Additionally, a job hopper can find passion in work more easily, because job hopping keeps ideas fresh and learning curves high. So whereas many ladder climbers work more than sixty hours a week to get that workplace adrenaline rush. Job hoppers can get the rush by starting something new. No need to give up family in order to get a rush from work.

This means that a job hopper can have fulfilling work and take a hefty load of responsibility for adult life. There will be time to buy birthday presents for nieces. There will be time to plan surprise parties instead of delegating it to an assistant or a spouse. There will be time to worry about household issues and marital issues and all the things someone who works 100 hours a week has no time to be responsible for.

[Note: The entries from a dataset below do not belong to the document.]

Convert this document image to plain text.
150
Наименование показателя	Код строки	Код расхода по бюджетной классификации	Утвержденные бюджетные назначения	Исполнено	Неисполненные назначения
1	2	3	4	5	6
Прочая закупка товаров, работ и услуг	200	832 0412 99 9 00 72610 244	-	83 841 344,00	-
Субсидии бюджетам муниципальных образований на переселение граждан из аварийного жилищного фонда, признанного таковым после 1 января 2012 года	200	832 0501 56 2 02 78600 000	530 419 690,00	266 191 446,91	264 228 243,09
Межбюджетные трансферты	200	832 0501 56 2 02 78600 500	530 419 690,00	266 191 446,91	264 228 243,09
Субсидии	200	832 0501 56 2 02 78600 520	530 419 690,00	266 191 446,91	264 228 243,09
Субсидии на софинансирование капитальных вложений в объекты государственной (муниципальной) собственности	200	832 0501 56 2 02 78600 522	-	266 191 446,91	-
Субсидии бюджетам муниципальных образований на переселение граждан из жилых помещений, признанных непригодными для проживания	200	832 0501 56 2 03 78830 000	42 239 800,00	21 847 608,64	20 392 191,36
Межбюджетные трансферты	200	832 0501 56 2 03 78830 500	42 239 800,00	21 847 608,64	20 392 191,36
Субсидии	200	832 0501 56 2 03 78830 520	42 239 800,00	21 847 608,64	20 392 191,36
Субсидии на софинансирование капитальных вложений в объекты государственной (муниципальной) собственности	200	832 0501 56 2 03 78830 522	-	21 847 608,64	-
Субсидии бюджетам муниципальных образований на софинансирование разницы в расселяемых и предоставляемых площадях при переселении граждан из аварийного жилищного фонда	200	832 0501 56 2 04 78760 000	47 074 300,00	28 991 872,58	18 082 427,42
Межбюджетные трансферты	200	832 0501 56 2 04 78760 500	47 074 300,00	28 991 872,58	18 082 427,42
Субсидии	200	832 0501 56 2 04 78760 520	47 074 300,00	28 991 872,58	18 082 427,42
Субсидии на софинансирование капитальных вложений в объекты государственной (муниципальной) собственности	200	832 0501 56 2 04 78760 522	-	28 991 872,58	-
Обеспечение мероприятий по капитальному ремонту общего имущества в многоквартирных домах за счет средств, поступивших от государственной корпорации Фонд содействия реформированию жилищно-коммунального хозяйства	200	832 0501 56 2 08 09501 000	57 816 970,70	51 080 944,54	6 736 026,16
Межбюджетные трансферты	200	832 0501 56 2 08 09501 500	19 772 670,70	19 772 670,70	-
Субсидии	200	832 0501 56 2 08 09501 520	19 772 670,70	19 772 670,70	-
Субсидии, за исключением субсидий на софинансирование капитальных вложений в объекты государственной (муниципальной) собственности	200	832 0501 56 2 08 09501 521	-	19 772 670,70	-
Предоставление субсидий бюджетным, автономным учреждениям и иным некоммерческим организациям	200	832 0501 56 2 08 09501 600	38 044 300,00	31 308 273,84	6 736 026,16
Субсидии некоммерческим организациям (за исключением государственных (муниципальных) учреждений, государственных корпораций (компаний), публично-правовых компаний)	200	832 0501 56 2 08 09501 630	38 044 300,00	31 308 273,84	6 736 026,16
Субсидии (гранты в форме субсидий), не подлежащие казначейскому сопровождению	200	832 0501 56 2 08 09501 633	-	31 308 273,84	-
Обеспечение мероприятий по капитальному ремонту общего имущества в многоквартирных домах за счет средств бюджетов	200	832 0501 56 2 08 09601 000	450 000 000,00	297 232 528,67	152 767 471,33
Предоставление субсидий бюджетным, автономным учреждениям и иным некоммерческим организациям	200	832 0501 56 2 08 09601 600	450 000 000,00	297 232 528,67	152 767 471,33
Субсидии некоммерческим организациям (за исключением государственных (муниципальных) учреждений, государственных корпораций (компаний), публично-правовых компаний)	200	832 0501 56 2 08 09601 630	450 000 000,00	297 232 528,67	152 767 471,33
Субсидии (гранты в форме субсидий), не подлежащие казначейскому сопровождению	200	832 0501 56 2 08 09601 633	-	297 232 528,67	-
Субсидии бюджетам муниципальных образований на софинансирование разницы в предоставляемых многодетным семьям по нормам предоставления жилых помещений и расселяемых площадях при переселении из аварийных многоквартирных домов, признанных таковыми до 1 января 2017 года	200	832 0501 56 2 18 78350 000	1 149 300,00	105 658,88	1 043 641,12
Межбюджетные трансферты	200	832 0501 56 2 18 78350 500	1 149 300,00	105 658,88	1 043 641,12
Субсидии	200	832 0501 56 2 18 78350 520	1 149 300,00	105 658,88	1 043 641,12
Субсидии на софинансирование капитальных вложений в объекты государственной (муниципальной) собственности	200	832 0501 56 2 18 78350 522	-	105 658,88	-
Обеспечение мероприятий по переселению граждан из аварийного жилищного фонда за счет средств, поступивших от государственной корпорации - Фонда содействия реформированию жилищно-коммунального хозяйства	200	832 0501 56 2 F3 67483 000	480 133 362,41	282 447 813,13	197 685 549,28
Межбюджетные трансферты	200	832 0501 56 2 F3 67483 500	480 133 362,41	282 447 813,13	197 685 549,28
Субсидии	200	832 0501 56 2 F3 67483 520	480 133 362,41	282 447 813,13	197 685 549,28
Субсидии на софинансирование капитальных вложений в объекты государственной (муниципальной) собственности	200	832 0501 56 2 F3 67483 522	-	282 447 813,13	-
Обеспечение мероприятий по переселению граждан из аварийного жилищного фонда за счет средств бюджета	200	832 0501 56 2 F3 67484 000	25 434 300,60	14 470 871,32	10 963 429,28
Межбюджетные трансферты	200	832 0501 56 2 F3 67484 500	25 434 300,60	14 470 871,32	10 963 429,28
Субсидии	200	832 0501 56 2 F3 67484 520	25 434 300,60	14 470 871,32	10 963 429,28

The corporate climber, meanwhile, is isolated from the complications of real life. For example, business is full of measurable goals, acknowledgements for success, teambuilding, constant ranking, and societal pats on the back with big paychecks.

Home life has none of this. We still do not know what really makes a good parent. There are no measurable goals for getting through a day with the in-laws so there is no reward system for it either. There is no way to measure who is a good family member. There is no definition of successful spouse. Home life is murky and difficult. Work life is structured and predictable.

People who create careers that allow them to assume large levels of authority in their personal life are living as responsible adults. People who concentrate on work and delegate maintenance of all other aspects of their personal life are not truly living as adults.

Adult life is difficult, challenging and full of ways to actively give our hearts to others. The world will be a better place when careers do not shield people from taking responsibility, but instead, facilitate it.